# Recommend An Inexpensive Chinese Or Russian?



## gallch (Jan 7, 2007)

Hi all, sorry I don't post so much any more. So....my daughter has been wearing my Vostok 1943 and my Alpha Seamaster homage and in both instances one or more numerals have come loose from the face. Two questions - one, is it worth getting them repaired or do you all reckon that's uneconomic ? Second question - what would you recommend as an inexpensive replacement? She likes unusual, larger-sized automatic watches but funds are very tight hence an interest in Russian or Chinese. All advice gratefully received.


----------



## Kutusov (Apr 19, 2010)

Just my opinion but I would say that unless you can fix them yourself, no, it's not worth the repair. Or at least not on the Alpha, the Vostok is another matter as I believe it's a better watch worth keeping.

As to cheap Chinese or Russian, I would go with Russian. Take a look at Meranon and the obvious Amphibias (automatic, bomb-proof, etc) or, maybe the Megapolis (Megapolice as they now seem to call it) range, lot's of unusual designs there.

At this price point, I think Russian is the way to go. Alpha has some really nice ones but I have this feeling they won't last as much as the Vostoks. Or at least we know that Vostok is a tried and true watch that will keep on running for decades even if you fill it up with sand


----------



## miroman (Dec 12, 2011)

In opposite, I'd recommend a 'Parnis' from a trusted seller, especially if the watch has to be large-sized automatic.

Another option is 'made by Seagull' for Conrad, the quality is at very high level, but there are not so many models.



Kutusov said:


> Just my opinion but I would say that unless you can fix them yourself, no, it's not worth the repair. Or at least not on the Alpha, the Vostok is another matter as I believe it's a better watch worth keeping.
> 
> As to cheap Chinese or Russian, I would go with Russian. Take a look at Meranon and the obvious Amphibias (automatic, bomb-proof, etc) or, maybe the Megapolis (Megapolice as they now seem to call it) range, lot's of unusual designs there.
> 
> At this price point, I think Russian is the way to go. Alpha has some really nice ones but I have this feeling they won't last as much as the Vostoks. Or at least we know that Vostok is a tried and true watch that will keep on running for decades even if you fill it up with sand


----------



## chris.ph (Dec 29, 2011)

you can get really cheap good looking mechanicals on the bay, look for jaragar, goer or k&s, ive got 12 of them all for under 20quid


----------



## Kutusov (Apr 19, 2010)

What about the Rotary Roy has for sale? Or big, quartz watches for peanuts on Amazon uk? Stuff like Diesel, ****, Accurist... lots of cheap watches that look nice and will last for a long time.

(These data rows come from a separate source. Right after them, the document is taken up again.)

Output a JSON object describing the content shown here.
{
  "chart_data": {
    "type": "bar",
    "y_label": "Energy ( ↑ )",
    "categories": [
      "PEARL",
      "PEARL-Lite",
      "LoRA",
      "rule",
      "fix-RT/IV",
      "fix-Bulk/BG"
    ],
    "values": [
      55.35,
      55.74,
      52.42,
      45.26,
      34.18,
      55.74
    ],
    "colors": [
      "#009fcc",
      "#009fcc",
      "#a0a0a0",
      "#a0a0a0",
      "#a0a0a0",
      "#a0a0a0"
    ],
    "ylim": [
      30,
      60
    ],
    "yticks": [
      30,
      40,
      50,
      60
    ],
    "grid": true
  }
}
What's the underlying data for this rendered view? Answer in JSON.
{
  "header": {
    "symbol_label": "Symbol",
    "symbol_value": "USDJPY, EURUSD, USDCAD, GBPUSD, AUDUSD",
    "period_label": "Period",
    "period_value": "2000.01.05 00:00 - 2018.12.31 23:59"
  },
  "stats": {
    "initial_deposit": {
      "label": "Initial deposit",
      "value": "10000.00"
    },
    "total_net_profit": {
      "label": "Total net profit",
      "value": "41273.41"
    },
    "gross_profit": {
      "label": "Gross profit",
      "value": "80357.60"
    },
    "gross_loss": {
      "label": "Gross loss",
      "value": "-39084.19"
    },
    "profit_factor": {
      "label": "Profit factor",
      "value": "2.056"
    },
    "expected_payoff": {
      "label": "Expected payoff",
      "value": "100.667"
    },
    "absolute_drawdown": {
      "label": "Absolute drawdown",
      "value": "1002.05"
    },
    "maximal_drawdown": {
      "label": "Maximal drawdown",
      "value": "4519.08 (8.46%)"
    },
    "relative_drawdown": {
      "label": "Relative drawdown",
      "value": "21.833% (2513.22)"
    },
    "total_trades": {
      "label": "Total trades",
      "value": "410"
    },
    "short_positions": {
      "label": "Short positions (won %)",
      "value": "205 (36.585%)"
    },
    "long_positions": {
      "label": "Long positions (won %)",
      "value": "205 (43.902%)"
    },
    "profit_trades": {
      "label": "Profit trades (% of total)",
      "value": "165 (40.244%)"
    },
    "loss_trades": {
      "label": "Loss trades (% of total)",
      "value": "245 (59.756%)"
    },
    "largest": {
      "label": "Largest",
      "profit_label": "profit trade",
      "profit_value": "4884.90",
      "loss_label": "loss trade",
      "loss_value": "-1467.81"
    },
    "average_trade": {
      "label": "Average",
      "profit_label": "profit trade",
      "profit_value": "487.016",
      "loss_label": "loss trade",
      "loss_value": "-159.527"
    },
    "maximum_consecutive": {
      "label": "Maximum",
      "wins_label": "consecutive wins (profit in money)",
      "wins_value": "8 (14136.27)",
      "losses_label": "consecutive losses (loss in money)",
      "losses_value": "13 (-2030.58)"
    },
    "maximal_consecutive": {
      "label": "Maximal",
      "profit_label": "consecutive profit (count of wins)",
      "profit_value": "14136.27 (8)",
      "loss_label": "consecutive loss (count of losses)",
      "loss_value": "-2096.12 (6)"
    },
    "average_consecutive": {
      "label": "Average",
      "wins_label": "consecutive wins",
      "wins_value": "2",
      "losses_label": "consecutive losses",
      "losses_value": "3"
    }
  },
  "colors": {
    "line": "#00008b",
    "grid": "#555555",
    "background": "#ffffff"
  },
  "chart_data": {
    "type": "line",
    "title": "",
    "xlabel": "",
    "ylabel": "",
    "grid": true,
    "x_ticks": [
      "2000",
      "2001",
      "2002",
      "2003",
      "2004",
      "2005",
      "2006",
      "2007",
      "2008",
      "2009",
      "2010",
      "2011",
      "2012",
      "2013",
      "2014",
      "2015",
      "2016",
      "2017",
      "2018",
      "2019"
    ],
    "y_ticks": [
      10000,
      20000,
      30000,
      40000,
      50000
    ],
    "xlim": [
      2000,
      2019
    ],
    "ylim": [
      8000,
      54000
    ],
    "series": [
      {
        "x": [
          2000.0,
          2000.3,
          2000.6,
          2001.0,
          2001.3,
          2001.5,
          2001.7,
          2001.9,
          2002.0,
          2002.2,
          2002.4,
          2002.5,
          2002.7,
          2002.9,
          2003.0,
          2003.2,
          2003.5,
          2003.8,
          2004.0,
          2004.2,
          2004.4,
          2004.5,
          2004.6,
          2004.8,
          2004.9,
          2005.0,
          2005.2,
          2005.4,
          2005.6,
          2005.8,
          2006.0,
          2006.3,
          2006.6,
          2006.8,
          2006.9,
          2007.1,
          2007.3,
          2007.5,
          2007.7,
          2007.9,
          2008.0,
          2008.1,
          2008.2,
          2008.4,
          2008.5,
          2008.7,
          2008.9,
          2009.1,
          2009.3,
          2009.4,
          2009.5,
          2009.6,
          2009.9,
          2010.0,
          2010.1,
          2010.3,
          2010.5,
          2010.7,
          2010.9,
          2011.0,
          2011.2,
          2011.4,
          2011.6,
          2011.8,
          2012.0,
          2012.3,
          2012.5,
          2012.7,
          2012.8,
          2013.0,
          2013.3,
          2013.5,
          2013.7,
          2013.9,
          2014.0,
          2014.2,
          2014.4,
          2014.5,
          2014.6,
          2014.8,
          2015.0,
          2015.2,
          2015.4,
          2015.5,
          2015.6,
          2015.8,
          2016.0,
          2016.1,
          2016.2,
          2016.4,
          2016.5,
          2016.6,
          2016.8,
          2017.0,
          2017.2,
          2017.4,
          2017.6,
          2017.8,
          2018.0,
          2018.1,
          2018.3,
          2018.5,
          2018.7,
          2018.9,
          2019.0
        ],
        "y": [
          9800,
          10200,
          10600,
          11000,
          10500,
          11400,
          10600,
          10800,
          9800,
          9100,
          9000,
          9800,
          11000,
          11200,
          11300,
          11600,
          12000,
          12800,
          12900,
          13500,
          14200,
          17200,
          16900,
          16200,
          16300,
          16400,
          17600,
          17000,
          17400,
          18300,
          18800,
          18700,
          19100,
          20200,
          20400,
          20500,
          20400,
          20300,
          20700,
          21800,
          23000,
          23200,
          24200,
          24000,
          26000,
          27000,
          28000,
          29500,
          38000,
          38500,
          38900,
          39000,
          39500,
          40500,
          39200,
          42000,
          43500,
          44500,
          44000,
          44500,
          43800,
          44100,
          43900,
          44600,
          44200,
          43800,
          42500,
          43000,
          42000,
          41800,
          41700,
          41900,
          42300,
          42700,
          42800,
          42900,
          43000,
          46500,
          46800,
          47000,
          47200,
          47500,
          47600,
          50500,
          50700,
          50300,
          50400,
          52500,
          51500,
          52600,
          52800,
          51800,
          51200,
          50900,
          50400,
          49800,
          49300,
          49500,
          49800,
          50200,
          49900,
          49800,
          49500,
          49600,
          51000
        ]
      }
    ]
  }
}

Edit... it's a brand, that ****, not a curse word but close. Let me try again FC UK: French Connection UK


----------



## gallch (Jan 7, 2007)

Thanks everyone, all v helpful. BTW, I meant Planet Ocean, not Seamaster, just a senior moment : )


----------



## Rekhmire (Mar 23, 2013)

Thanks to Chris PH for recommending Jaragar. I'd never heard of them, so I checked on The Bay and made an impulse purchase. Â£21.00 inc postage for a watch which has the look of something costing considerably more. Pics to follow when not on my phone!


----------



## Rekhmire (Mar 23, 2013)

Duplicated


----------



## Cheeseboy24 (May 4, 2013)

Have been looking on the bay recently for a vintage Russian, think that they look great and offer exceptional value. Just so many to chose from though....


----------